April 9, 2010

Comfrey darling, comfrey...

Comfrey was brought yesterday by a postmen complaining about his aching knee. Package was pretty big to make comfrey's black roots comfortable while travelling, in this really cozy moss bed. I swapped Hydrangea paniculata Limelight baby to get this lazy looking beasty kid. Why to want it so much? Utopia, darling, idea fix – however you call it.

Comfrey finds his home in my garden because of its great natural fertilizing values. First it is free fertiliser, second it will make my garden more self-sufficient. With the time I am more and more bored with going shopping, so more and more often I do things to follow my utopia idea of being self-sufficient. Let’s say that on a better days, I believe it's possible to certain extend.

While gardening in real organic way, not industry promoted way, I am on my quest to improve soil quality without tiling. Why? Because lazy gardening is better – don’t you think? I prefer to spend more time to read in my garden, than only work, work, work... Don't get me wrong. I do like to work in the garden and it will never be possible to do nothing, but I want to reach balance with the help of Nature and make my garden self-sufficient in nutrients, that are removed while harvesting.
There are scientific proofs, that without tiling and weeding it is possible to get even better crops than while tiling and weeding. Sounds revolutionary? I know.

Lazy gardening doesn’t mean doing completely nothing – it means changing way of thinking, changing way of gardening and focusing on doing only necessary things.

Comfrey is one of my steps to ‘lazy gardening’ – what are yours? Or maybe you fully reject this idea and prefer too much work in the garden? How is it with you?

Recommended further reading Rosemary Gladstar's Herbal Recipes for Vibrant Health: 175 Teas, Tonics, Oils, Salves, Tinctures, and Other Natural Remedies for the Entire Family

16 comments:

Anna Bee said...

Ewa -

I'm with you on lazyness - lots of permaculture sheet mulch used on my allotment - no digging, and less weeds!

Anna

GardenJoy4Me said...

Ewa girl ! what big roots Comfrey has !! LOL
I agree with making your garden as easy going as possible .. thus getting the grass out is my plan .. and plants that don't have to be babied is a big point : )
Enjoyed your post girl ! .. how was that postman's knee ? LOL

Darla said...

This is interesting about the Comfrey...need to think on the lazy gardening thing...

Patrick said...

You're very optimistic to hope for a garden without weeding! Indeed, the direction you are heading it a good one, and I wish you the best of luck.
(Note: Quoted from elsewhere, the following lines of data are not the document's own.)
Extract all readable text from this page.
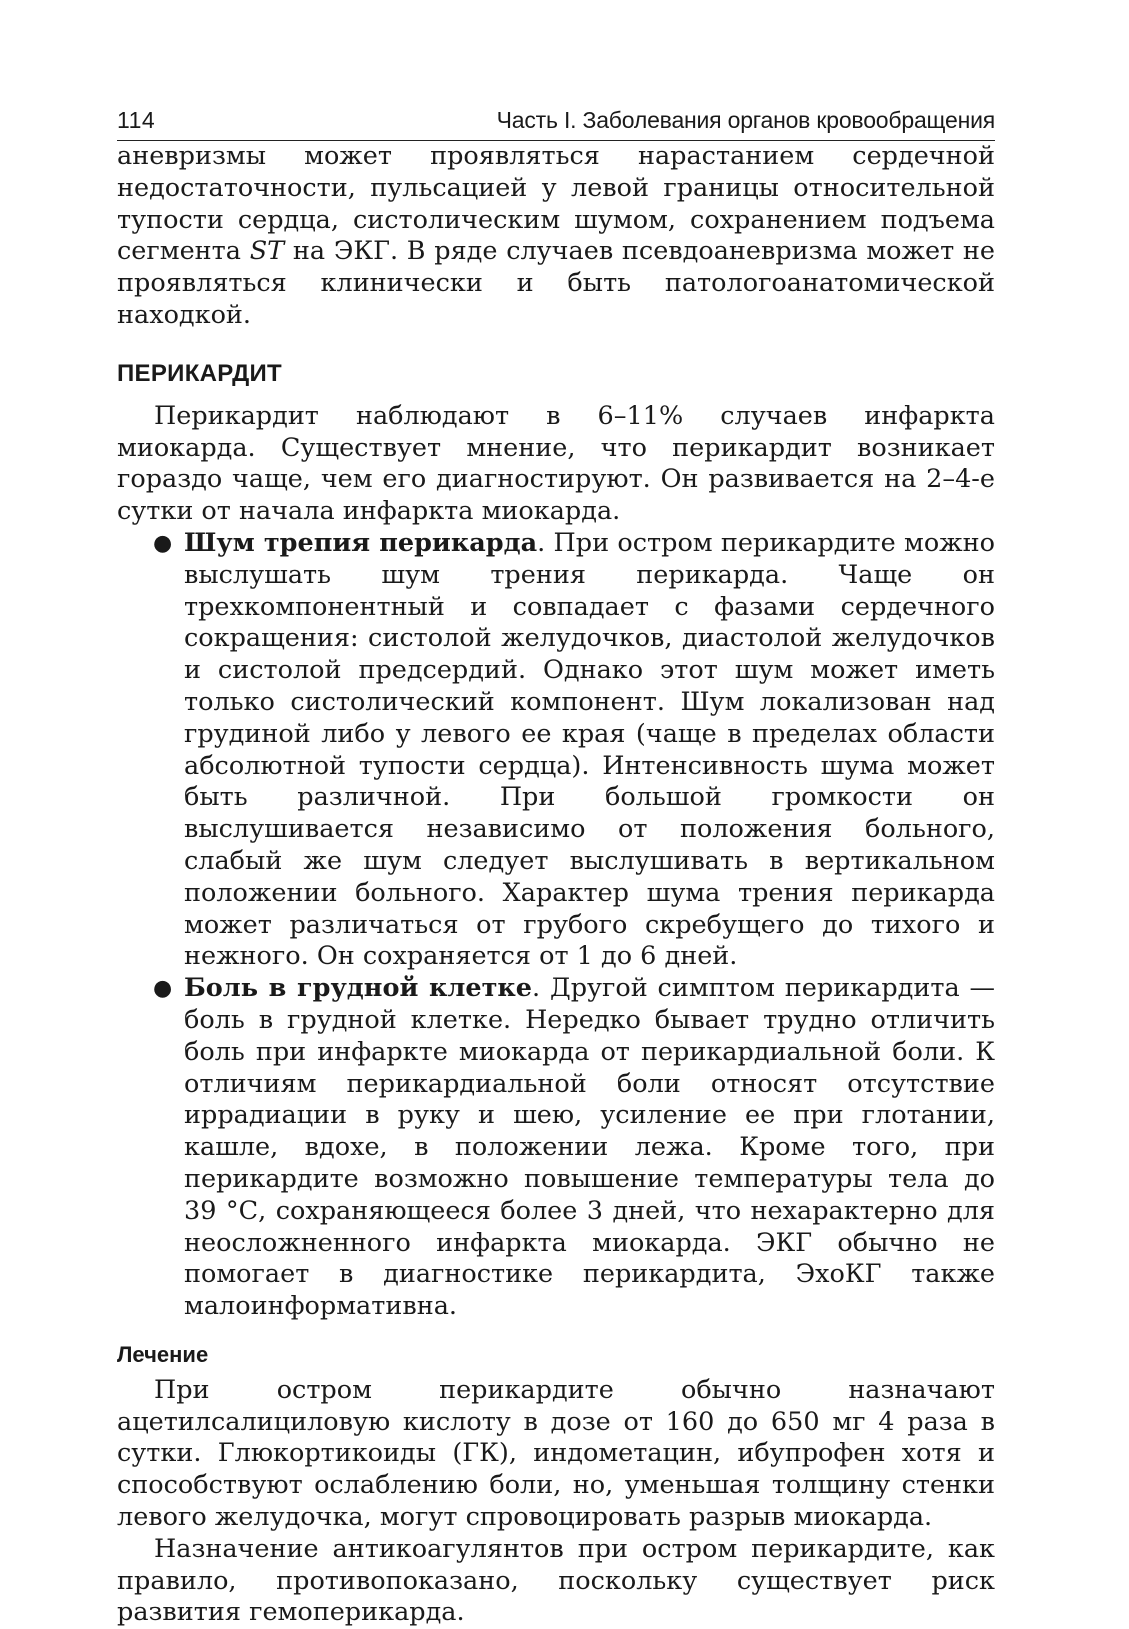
114	Часть I. Заболевания органов кровообращения

аневризмы может проявляться нарастанием сердечной недостаточности, пульсацией у левой границы относительной тупости сердца, систолическим шумом, сохранением подъема сегмента ST на ЭКГ. В ряде случаев псевдоаневризма может не проявляться клинически и быть патологоанатомической находкой.

ПЕРИКАРДИТ

Перикардит наблюдают в 6–11% случаев инфаркта миокарда. Существует мнение, что перикардит возникает гораздо чаще, чем его диагностируют. Он развивается на 2–4-е сутки от начала инфаркта миокарда.

● Шум трепия перикарда. При остром перикардите можно выслушать шум трения перикарда. Чаще он трехкомпонентный и совпадает с фазами сердечного сокращения: систолой желудочков, диастолой желудочков и систолой предсердий. Однако этот шум может иметь только систолический компонент. Шум локализован над грудиной либо у левого ее края (чаще в пределах области абсолютной тупости сердца). Интенсивность шума может быть различной. При большой громкости он выслушивается независимо от положения больного, слабый же шум следует выслушивать в вертикальном положении больного. Характер шума трения перикарда может различаться от грубого скребущего до тихого и нежного. Он сохраняется от 1 до 6 дней.
● Боль в грудной клетке. Другой симптом перикардита — боль в грудной клетке. Нередко бывает трудно отличить боль при инфаркте миокарда от перикардиальной боли. К отличиям перикардиальной боли относят отсутствие иррадиации в руку и шею, усиление ее при глотании, кашле, вдохе, в положении лежа. Кроме того, при перикардите возможно повышение температуры тела до 39 °С, сохраняющееся более 3 дней, что нехарактерно для неосложненного инфаркта миокарда. ЭКГ обычно не помогает в диагностике перикардита, ЭхоКГ также малоинформативна.
Лечение

При остром перикардите обычно назначают ацетилсалициловую кислоту в дозе от 160 до 650 мг 4 раза в сутки. Глюкортикоиды (ГК), индометацин, ибупрофен хотя и способствуют ослаблению боли, но, уменьшая толщину стенки левого желудочка, могут спровоцировать разрыв миокарда.

Назначение антикоагулянтов при остром перикардите, как правило, противопоказано, поскольку существует риск развития гемоперикарда.
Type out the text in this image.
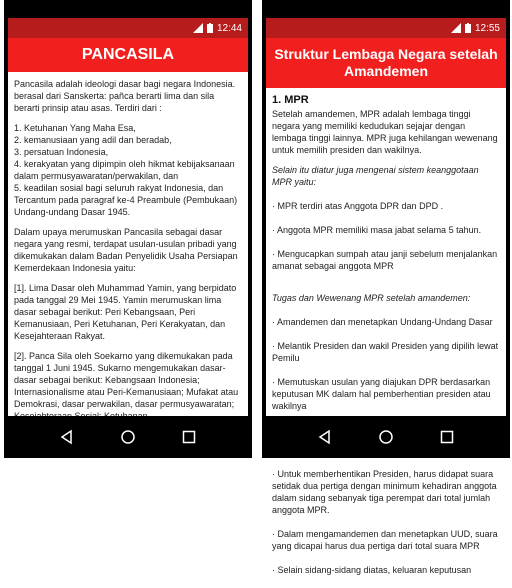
12:44
PANCASILA

Pancasila adalah ideologi dasar bagi negara Indonesia. berasal dari Sanskerta: pañca berarti lima dan sila berarti prinsip atau asas. Terdiri dari :

1. Ketuhanan Yang Maha Esa,
2. kemanusiaan yang adil dan beradab,
3. persatuan Indonesia,
4. kerakyatan yang dipimpin oleh hikmat kebijaksanaan dalam permusyawaratan/perwakilan, dan
5. keadilan sosial bagi seluruh rakyat Indonesia, dan Tercantum pada paragraf ke-4 Preambule (Pembukaan) Undang-undang Dasar 1945.

Dalam upaya merumuskan Pancasila sebagai dasar negara yang resmi, terdapat usulan-usulan pribadi yang dikemukakan dalam Badan Penyelidik Usaha Persiapan Kemerdekaan Indonesia yaitu:

[1]. Lima Dasar oleh Muhammad Yamin, yang berpidato pada tanggal 29 Mei 1945. Yamin merumuskan lima dasar sebagai berikut: Peri Kebangsaan, Peri Kemanusiaan, Peri Ketuhanan, Peri Kerakyatan, dan Kesejahteraan Rakyat.

[2]. Panca Sila oleh Soekarno yang dikemukakan pada tanggal 1 Juni 1945. Sukarno mengemukakan dasar-dasar sebagai berikut: Kebangsaan Indonesia; Internasionalisme atau Peri-Kemanusiaan; Mufakat atau Demokrasi, dasar perwakilan, dasar permusyawaratan;

12:55
Struktur Lembaga Negara setelah Amandemen
1. MPR

Setelah amandemen, MPR adalah lembaga tinggi negara yang memiliki kedudukan sejajar dengan lembaga tinggi lainnya. MPR juga kehilangan wewenang untuk memilih presiden dan wakilnya.

Selain itu diatur juga mengenai sistem keanggotaan MPR yaitu:

· MPR terdiri atas Anggota DPR dan DPD .

· Anggota MPR memiliki masa jabat selama 5 tahun.

· Mengucapkan sumpah atau janji sebelum menjalankan amanat sebagai anggota MPR

Tugas dan Wewenang MPR setelah amandemen:

· Amandemen dan menetapkan Undang-Undang Dasar

· Melantik Presiden dan wakil Presiden yang dipilih lewat Pemilu

· Memutuskan usulan yang diajukan DPR berdasarkan keputusan MK dalam hal pemberhentian presiden atau wakilnya

· Untuk memberhentikan Presiden, harus didapat suara setidak dua pertiga dengan minimum kehadiran anggota dalam sidang sebanyak tiga perempat dari total jumlah anggota MPR.

· Dalam mengamandemen dan menetapkan UUD, suara yang dicapai harus dua pertiga dari total suara MPR

· Selain sidang-sidang diatas, keluaran keputusan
It's certainly true, the best gardens are the ones that are free and you don't need to put a lot of work into!

Also, I'm sorry about the plane crash. This must be quite a shock for everyone in Poland.

Ewa said...

Patrick, thank you for your comforting words - this plane crash is really shocking - I couldn't believe it first. It is still so unreal...

Viooltje said...

I was really shocked to hear about such a sad day for the people of Poland, especially on the Katyn forest anniversary. Really shocking :-(((. Still it is both sad and heartwarming to see your nation so united in the face of such tragedy. So God bless you all in this time of sadness...

Lawn Grubs Queensland said...

Reading in the Garden (Lap of Nature) is truly refreshing. Lazy gardening if practiced in an organized way leads to better results than full time gardening.

Ewa said...

Joy, this root is really huge - it show the beastie side of comfrey - it is almost not possible to eradicate it - so it has to be planted in the final place.
Postman's knee? hmmm... no idea...

Ewa said...

Violet - thanks so much for your words - big, big loss... there is something like collective mind showing its face in such moments...

Anna Bee said...

Ewa -
So sorry for the country's loss. I think the whole world feels this tragedy.

Anna

Bangchik said...

I love to lazy around and watch winged beans doing nitrogen fixation in the soil, earthworms creating tunnels to improve the aeration and drainage and leave their poo as organic fertilizer, and bees coming around sucking nectar and pollinating.

~bangchik
Putrajaya Malaysia

jodi (bloomingwriter) said...

I'm all about making the garden easier to work with too, Ewa. Comfrey has some inclination to spread in some gardens, but it hasn't been a problem here.

Ewa, let me join with others in offering my heartfelt sympathy to you and and all in your country on the terrible loss of President Lech Kaczynski, his wife, and so many of Poland's leaders. It's beyond terrible.

Gail said...

Ewa, What horrible and sad news for you all...My heart goes out to the families of those lost and to your nation. Gail

easygardener said...

I have it at the edge of the vegetable garden and the bees love it.

Christine B. said...

Lazy garden, veggie style: sign me up. My vegetable garden is so small, I don't do much digging anyway;)

Christine in Alaska

LeLo said...

Hello! Very interesting information you share. We have comfrey in the garden but never knew of its additional values. Very interesting!